World

Four people are arrested in India after a man leaves the country using a fake virus test result.

The police in the southern Indian state of Karnataka have arrested four people on suspicion of helping a South African man leave India with a fake negative coronavirus test report, officials said on Tuesday.

The South African tested positive for the coronavirus when he arrived in the city of Bengaluru on Nov. 20. The authorities said he was 66 and a director of a pharmaceutical company, but have not released his name.

The man was later confirmed to have the Omicron variant of the virus, becoming one of India’s first known cases of the new variant.

Health officials asked him to keep a strict quarantine in a hotel for 14 days, and they sent his test specimens for genomic sequencing. During this time, the police say, the man obtained a fake negative coronavirus test result and left the hotel without informing local health authorities. He then boarded a flight to South Africa on Nov. 27.

When the sequencing results came back on Dec. 2, revealing that the man had the Omicron variant, officials went to look for him, but “when we arrived at the hotel, we found him missing,” said Dr. K. V. Trilok Chandra, a top health official in Bengaluru.

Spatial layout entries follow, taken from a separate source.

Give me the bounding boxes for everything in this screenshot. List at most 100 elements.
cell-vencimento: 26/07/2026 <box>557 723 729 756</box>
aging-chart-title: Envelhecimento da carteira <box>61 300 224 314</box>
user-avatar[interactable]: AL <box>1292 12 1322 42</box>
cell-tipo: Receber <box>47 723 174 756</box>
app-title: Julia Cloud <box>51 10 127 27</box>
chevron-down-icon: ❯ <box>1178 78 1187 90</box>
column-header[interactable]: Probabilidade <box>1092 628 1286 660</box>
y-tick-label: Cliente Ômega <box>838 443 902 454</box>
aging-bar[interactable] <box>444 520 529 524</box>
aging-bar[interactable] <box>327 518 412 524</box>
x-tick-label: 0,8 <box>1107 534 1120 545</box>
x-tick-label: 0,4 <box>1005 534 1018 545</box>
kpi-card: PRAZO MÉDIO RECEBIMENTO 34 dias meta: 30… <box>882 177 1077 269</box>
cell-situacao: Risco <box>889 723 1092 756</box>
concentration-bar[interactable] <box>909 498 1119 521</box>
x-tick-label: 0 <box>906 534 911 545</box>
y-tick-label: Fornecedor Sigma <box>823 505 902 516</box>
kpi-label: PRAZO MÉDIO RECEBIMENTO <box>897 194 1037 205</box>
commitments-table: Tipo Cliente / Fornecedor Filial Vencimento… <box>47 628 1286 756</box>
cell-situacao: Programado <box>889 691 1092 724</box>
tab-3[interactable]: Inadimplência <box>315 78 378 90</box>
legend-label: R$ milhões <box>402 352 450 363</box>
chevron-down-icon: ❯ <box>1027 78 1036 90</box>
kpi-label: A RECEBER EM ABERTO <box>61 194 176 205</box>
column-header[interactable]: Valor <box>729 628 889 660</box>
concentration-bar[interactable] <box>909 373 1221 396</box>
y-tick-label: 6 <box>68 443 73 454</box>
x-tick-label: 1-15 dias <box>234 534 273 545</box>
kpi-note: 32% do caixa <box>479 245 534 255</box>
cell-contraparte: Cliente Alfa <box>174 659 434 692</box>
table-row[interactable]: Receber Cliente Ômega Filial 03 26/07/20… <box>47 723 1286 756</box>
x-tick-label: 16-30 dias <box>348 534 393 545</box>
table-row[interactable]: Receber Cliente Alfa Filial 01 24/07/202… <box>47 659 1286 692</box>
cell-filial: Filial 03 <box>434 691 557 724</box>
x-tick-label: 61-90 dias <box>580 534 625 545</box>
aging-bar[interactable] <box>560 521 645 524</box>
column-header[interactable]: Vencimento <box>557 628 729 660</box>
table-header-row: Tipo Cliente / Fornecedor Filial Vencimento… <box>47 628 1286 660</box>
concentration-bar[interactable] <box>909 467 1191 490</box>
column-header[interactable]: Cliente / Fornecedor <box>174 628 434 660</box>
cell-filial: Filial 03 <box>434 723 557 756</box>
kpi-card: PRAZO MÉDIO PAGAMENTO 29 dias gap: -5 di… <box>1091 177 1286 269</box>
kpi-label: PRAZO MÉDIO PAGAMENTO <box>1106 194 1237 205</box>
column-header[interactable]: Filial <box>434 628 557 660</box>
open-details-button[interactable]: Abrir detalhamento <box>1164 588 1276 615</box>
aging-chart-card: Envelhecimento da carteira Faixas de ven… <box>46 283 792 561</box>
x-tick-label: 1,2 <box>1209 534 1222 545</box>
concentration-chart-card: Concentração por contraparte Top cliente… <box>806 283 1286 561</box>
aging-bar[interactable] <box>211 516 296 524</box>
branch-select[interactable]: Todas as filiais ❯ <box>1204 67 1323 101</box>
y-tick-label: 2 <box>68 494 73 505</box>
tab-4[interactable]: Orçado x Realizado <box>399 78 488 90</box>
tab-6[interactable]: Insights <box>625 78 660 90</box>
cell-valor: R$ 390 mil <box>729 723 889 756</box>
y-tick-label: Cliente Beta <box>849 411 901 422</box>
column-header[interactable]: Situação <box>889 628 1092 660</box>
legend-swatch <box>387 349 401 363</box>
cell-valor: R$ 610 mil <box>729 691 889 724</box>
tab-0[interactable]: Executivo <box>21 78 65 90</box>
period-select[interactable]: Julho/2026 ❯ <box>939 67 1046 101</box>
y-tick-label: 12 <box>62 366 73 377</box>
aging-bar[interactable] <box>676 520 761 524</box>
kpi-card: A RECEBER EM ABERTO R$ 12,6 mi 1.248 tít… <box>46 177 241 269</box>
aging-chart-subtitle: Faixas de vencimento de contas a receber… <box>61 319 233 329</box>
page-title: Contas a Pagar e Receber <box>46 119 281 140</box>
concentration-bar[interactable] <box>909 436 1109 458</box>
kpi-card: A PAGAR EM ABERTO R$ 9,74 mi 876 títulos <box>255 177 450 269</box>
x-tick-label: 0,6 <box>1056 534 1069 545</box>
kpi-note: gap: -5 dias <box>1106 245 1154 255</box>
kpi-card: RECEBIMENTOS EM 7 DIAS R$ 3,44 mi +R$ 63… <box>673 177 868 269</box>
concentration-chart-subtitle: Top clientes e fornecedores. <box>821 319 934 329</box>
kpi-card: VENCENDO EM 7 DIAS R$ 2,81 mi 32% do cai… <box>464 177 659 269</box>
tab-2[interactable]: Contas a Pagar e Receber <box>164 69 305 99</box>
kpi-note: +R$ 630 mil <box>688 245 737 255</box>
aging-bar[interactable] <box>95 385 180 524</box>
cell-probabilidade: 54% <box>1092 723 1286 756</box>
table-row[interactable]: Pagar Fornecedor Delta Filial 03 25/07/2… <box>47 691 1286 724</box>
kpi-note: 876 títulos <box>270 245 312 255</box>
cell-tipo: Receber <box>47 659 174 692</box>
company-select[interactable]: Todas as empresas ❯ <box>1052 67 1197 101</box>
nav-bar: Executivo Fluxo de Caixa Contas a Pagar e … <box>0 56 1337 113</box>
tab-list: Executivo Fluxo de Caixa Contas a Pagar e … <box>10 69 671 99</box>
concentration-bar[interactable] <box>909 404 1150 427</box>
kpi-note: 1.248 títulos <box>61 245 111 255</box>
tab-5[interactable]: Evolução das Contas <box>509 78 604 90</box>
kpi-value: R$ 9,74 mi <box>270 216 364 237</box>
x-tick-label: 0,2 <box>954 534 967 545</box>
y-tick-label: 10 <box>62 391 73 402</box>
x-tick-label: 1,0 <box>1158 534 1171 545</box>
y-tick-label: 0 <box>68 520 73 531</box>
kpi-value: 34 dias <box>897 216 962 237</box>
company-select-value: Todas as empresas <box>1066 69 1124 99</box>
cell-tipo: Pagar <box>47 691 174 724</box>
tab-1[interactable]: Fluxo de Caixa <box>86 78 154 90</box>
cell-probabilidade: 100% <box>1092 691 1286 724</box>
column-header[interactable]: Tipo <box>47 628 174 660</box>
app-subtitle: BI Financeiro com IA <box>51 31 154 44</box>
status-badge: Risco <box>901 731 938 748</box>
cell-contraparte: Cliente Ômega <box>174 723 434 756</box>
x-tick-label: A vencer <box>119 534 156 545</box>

The authorities began an investigation into how the man managed to leave the country. The police said he received help from two employees at a lab after promising them higher-paid jobs at the pharmaceutical company in return for a falsified test report. The lab workers were arrested. The police also arrested two senior employees at the pharmaceutical company.

There is a black market for false virus documents in South Asia, including Bangladesh, where one minister called the widespread use of fake Covid-19 certificates “a huge blow to the image of our country.”

The Indian authorities started an investigation in June after learning that some private agencies that were responsible for coronavirus testing of pilgrims at a sprawling Hindu festival had forged at least 100,000 test results.

The case of the South African executive is not the first time India has run into issues with travelers since the emergence of Omicron. Officials said earlier this month that for days, they had been unable to get in touch with or track at least 10 people who had arrived in Bengaluru from southern Africa, where the variant is widespread, because the people had switched off their mobile phones. (They were later located.)

India has reported 49 cases of the Omicron variant so far, including new cases on Tuesday in New Delhi and the state of Rajasthan.